As NASA prepares to return to the moon, the head of a panel asked by President Obama to review the space agency’s future said Friday that he planned to call upon the expertise of astronauts and engineers in determining whether NASA is on the right track. “We’re going to take a fresh look and go where the facts are,” said Norman Augustine, who will head up the 10-member panel. Augustine, the former chief executive of one of NASA’s biggest contractors, Lockheed Martin Corp., said the panel’s meetings would be open to the public. The White House asked for its final report by August.
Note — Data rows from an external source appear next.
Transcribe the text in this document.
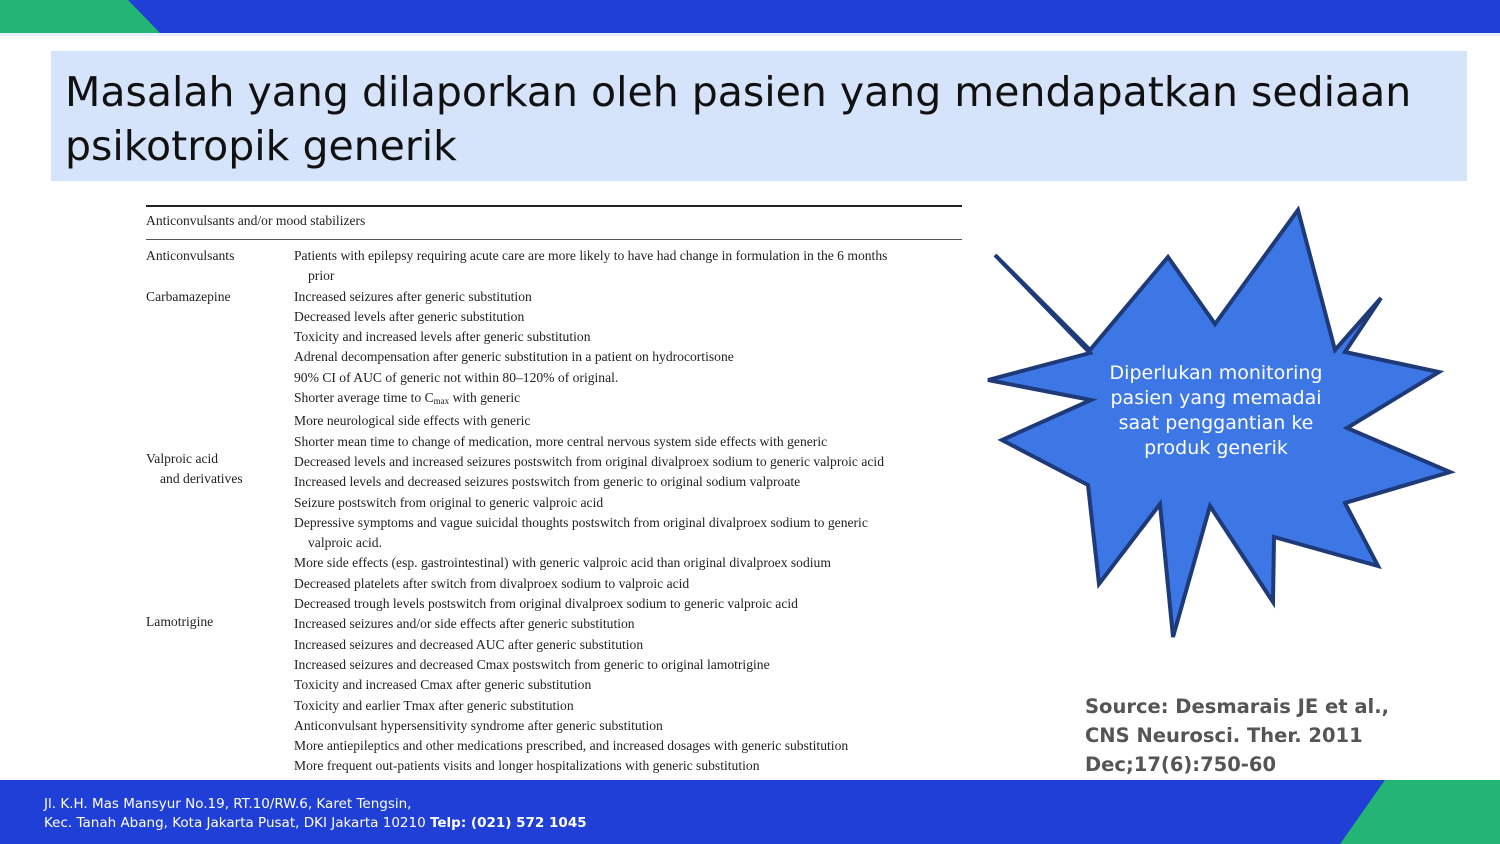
Masalah yang dilaporkan oleh pasien yang mendapatkan sediaan psikotropik generik
Anticonvulsants and/or mood stabilizers
Anticonvulsants
Carbamazepine
Valproic acid
and derivatives
Lamotrigine
Patients with epilepsy requiring acute care are more likely to have had change in formulation in the 6 months
prior
Increased seizures after generic substitution
Decreased levels after generic substitution
Toxicity and increased levels after generic substitution
Adrenal decompensation after generic substitution in a patient on hydrocortisone
90% CI of AUC of generic not within 80–120% of original.
Shorter average time to $C_{max}$ with generic
More neurological side effects with generic
Shorter mean time to change of medication, more central nervous system side effects with generic
Decreased levels and increased seizures postswitch from original divalproex sodium to generic valproic acid
Increased levels and decreased seizures postswitch from generic to original sodium valproate
Seizure postswitch from original to generic valproic acid
Depressive symptoms and vague suicidal thoughts postswitch from original divalproex sodium to generic
valproic acid.
More side effects (esp. gastrointestinal) with generic valproic acid than original divalproex sodium
Decreased platelets after switch from divalproex sodium to valproic acid
Decreased trough levels postswitch from original divalproex sodium to generic valproic acid
Increased seizures and/or side effects after generic substitution
Increased seizures and decreased AUC after generic substitution
Increased seizures and decreased Cmax postswitch from generic to original lamotrigine
Toxicity and increased Cmax after generic substitution
Toxicity and earlier Tmax after generic substitution
Anticonvulsant hypersensitivity syndrome after generic substitution
More antiepileptics and other medications prescribed, and increased dosages with generic substitution
More frequent out-patients visits and longer hospitalizations with generic substitution
Diperlukan monitoring pasien yang memadai saat penggantian ke produk generik
Source: Desmarais JE et al., CNS Neurosci. Ther. 2011 Dec;17(6):750-60
Jl. K.H. Mas Mansyur No.19, RT.10/RW.6, Karet Tengsin,
Kec. Tanah Abang, Kota Jakarta Pusat, DKI Jakarta 10210 Telp: (021) 572 1045
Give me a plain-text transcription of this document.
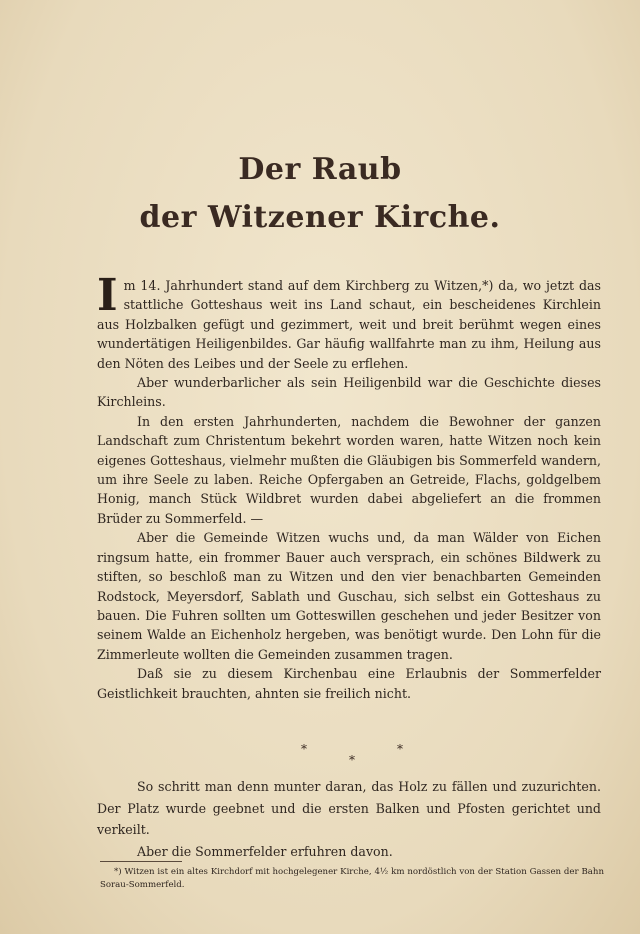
Der Raub
der Witzener Kirche.

Im 14. Jahrhundert stand auf dem Kirchberg zu Witzen,*) da, wo jetzt das stattliche Gotteshaus weit ins Land schaut, ein bescheidenes Kirchlein aus Holzbalken gefügt und gezimmert, weit und breit berühmt wegen eines wundertätigen Heiligenbildes. Gar häufig wallfahrte man zu ihm, Heilung aus den Nöten des Leibes und der Seele zu erflehen.

Aber wunderbarlicher als sein Heiligenbild war die Geschichte dieses Kirchleins.

In den ersten Jahrhunderten, nachdem die Bewohner der ganzen Landschaft zum Christentum bekehrt worden waren, hatte Witzen noch kein eigenes Gotteshaus, vielmehr mußten die Gläubigen bis Sommerfeld wandern, um ihre Seele zu laben. Reiche Opfergaben an Getreide, Flachs, goldgelbem Honig, manch Stück Wildbret wurden dabei abgeliefert an die frommen Brüder zu Sommerfeld. —

Aber die Gemeinde Witzen wuchs und, da man Wälder von Eichen ringsum hatte, ein frommer Bauer auch versprach, ein schönes Bildwerk zu stiften, so beschloß man zu Witzen und den vier benachbarten Gemeinden Rodstock, Meyersdorf, Sablath und Guschau, sich selbst ein Gotteshaus zu bauen. Die Fuhren sollten um Gotteswillen geschehen und jeder Besitzer von seinem Walde an Eichenholz hergeben, was benötigt wurde. Den Lohn für die Zimmerleute wollten die Gemeinden zusammen tragen.

Daß sie zu diesem Kirchenbau eine Erlaubnis der Sommerfelder Geistlichkeit brauchten, ahnten sie freilich nicht.

*
*
*

So schritt man denn munter daran, das Holz zu fällen und zuzurichten. Der Platz wurde geebnet und die ersten Balken und Pfosten gerichtet und verkeilt.

Aber die Sommerfelder erfuhren davon.

*) Witzen ist ein altes Kirchdorf mit hochgelegener Kirche, 4½ km nordöstlich von der Station Gassen der Bahn Sorau-Sommerfeld.
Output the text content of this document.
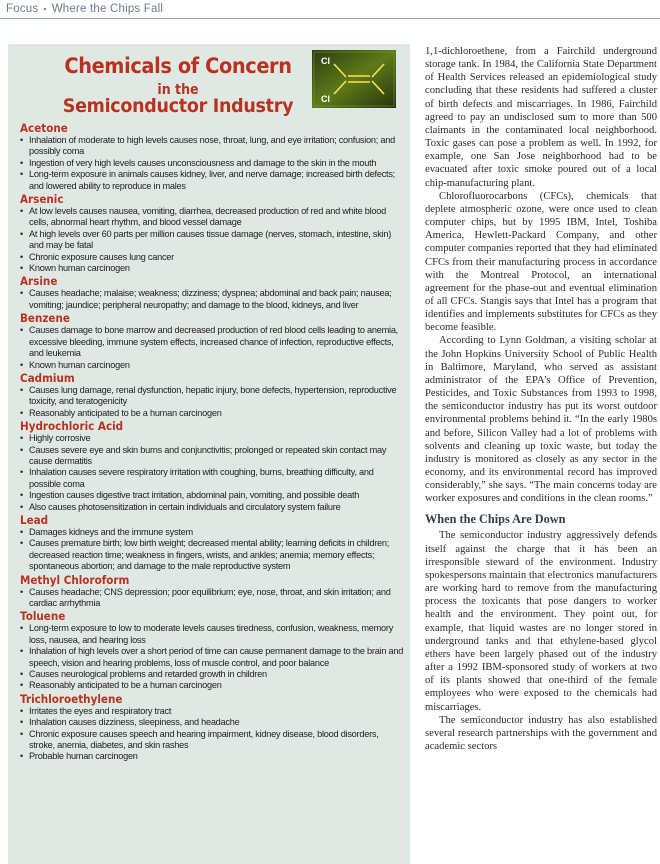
Focus ▪ Where the Chips Fall
Chemicals of Concern
in the
Semiconductor Industry
Cl
Cl
Acetone
• Inhalation of moderate to high levels causes nose, throat, lung, and eye irritation; confusion; and possibly coma
• Ingestion of very high levels causes unconsciousness and damage to the skin in the mouth
• Long-term exposure in animals causes kidney, liver, and nerve damage; increased birth defects; and lowered ability to reproduce in males
Arsenic
• At low levels causes nausea, vomiting, diarrhea, decreased production of red and white blood cells, abnormal heart rhythm, and blood vessel damage
• At high levels over 60 parts per million causes tissue damage (nerves, stomach, intestine, skin) and may be fatal
• Chronic exposure causes lung cancer
• Known human carcinogen
Arsine
• Causes headache; malaise; weakness; dizziness; dyspnea; abdominal and back pain; nausea; vomiting; jaundice; peripheral neuropathy; and damage to the blood, kidneys, and liver
Benzene
• Causes damage to bone marrow and decreased production of red blood cells leading to anemia, excessive bleeding, immune system effects, increased chance of infection, reproductive effects, and leukemia
• Known human carcinogen
Cadmium
• Causes lung damage, renal dysfunction, hepatic injury, bone defects, hypertension, reproductive toxicity, and teratogenicity
• Reasonably anticipated to be a human carcinogen
Hydrochloric Acid
• Highly corrosive
• Causes severe eye and skin burns and conjunctivitis; prolonged or repeated skin contact may cause dermatitis
• Inhalation causes severe respiratory irritation with coughing, burns, breathing difficulty, and possible coma
• Ingestion causes digestive tract irritation, abdominal pain, vomiting, and possible death
• Also causes photosensitization in certain individuals and circulatory system failure
Lead
• Damages kidneys and the immune system
• Causes premature birth; low birth weight; decreased mental ability; learning deficits in children; decreased reaction time; weakness in fingers, wrists, and ankles; anemia; memory effects; spontaneous abortion; and damage to the male reproductive system
Methyl Chloroform
• Causes headache; CNS depression; poor equilibrium; eye, nose, throat, and skin irritation; and cardiac arrhythmia
Toluene
• Long-term exposure to low to moderate levels causes tiredness, confusion, weakness, memory loss, nausea, and hearing loss
• Inhalation of high levels over a short period of time can cause permanent damage to the brain and speech, vision and hearing problems, loss of muscle control, and poor balance
• Causes neurological problems and retarded growth in children
• Reasonably anticipated to be a human carcinogen
Trichloroethylene
• Irritates the eyes and respiratory tract
• Inhalation causes dizziness, sleepiness, and headache
• Chronic exposure causes speech and hearing impairment, kidney disease, blood disorders, stroke, anemia, diabetes, and skin rashes
• Probable human carcinogen

1,1-dichloroethene, from a Fairchild underground storage tank. In 1984, the California State Department of Health Services released an epidemiological study concluding that these residents had suffered a cluster of birth defects and miscarriages. In 1986, Fairchild agreed to pay an undisclosed sum to more than 500 claimants in the contaminated local neighborhood. Toxic gases can pose a problem as well. In 1992, for example, one San Jose neighborhood had to be evacuated after toxic smoke poured out of a local chip-manufacturing plant.

Chlorofluorocarbons (CFCs), chemicals that deplete atmospheric ozone, were once used to clean computer chips, but by 1995 IBM, Intel, Toshiba America, Hewlett-Packard Company, and other computer companies reported that they had eliminated CFCs from their manufacturing process in accordance with the Montreal Protocol, an international agreement for the phase-out and eventual elimination of all CFCs. Stangis says that Intel has a program that identifies and implements substitutes for CFCs as they become feasible.

According to Lynn Goldman, a visiting scholar at the John Hopkins University School of Public Health in Baltimore, Maryland, who served as assistant administrator of the EPA's Office of Prevention, Pesticides, and Toxic Substances from 1993 to 1998, the semiconductor industry has put its worst outdoor environmental problems behind it. “In the early 1980s and before, Silicon Valley had a lot of problems with solvents and cleaning up toxic waste, but today the industry is monitored as closely as any sector in the economy, and its environmental record has improved considerably,” she says. “The main concerns today are worker exposures and conditions in the clean rooms.”

When the Chips Are Down

The semiconductor industry aggressively defends itself against the charge that it has been an irresponsible steward of the environment. Industry spokespersons maintain that electronics manufacturers are working hard to remove from the manufacturing process the toxicants that pose dangers to worker health and the environment. They point out, for example, that liquid wastes are no longer stored in underground tanks and that ethylene-based glycol ethers have been largely phased out of the industry after a 1992 IBM-sponsored study of workers at two of its plants showed that one-third of the female employees who were exposed to the chemicals had miscarriages.

The semiconductor industry has also established several research partnerships with the government and academic sectors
The review comes at a time of anxiety and uncertainty for NASA, which has been limping along for weeks without an administrator following the resignation of Michael Griffin, former President Bush’s last NASA chief. The Augustine panel has been asked to look specifically at the Ares-Orion spacecraft system that is being built to replace the space shuttle fleet, which is being phased out next year. The first craft in what is known as the Constellation system is scheduled for launch to the International Space Station in 2015 and to the moon in 2020.
The Ares rocket and Orion crew capsule are similar to the Saturn-Apollo system that took astronauts to the moon in the 1960s and ‘70s. As with Apollo, the crew capsule will sit atop the rocket. In contrast, the space shuttle rides alongside the rockets, an alignment that makes it vulnerable to debris from the fuel tank on liftoff.
Problems with the system were blamed for both shuttle accidents, the loss of Challenger in 1986 and Columbia in 2003.
So far, about $7 billion has been spent on the Ares-Orion craft.
One problem the panel will consider is the nearly five-year gap between the retirement of the shuttle system and the first Ares launch.
During that time, American astronauts would have to hitch rides with other nations, specifically the Russians and Europeans, something that rankles many veterans of the only space agency to put people on the moon.
Obama could order the shuttle fleet to keep flying, but NASA safety officials would probably oppose that.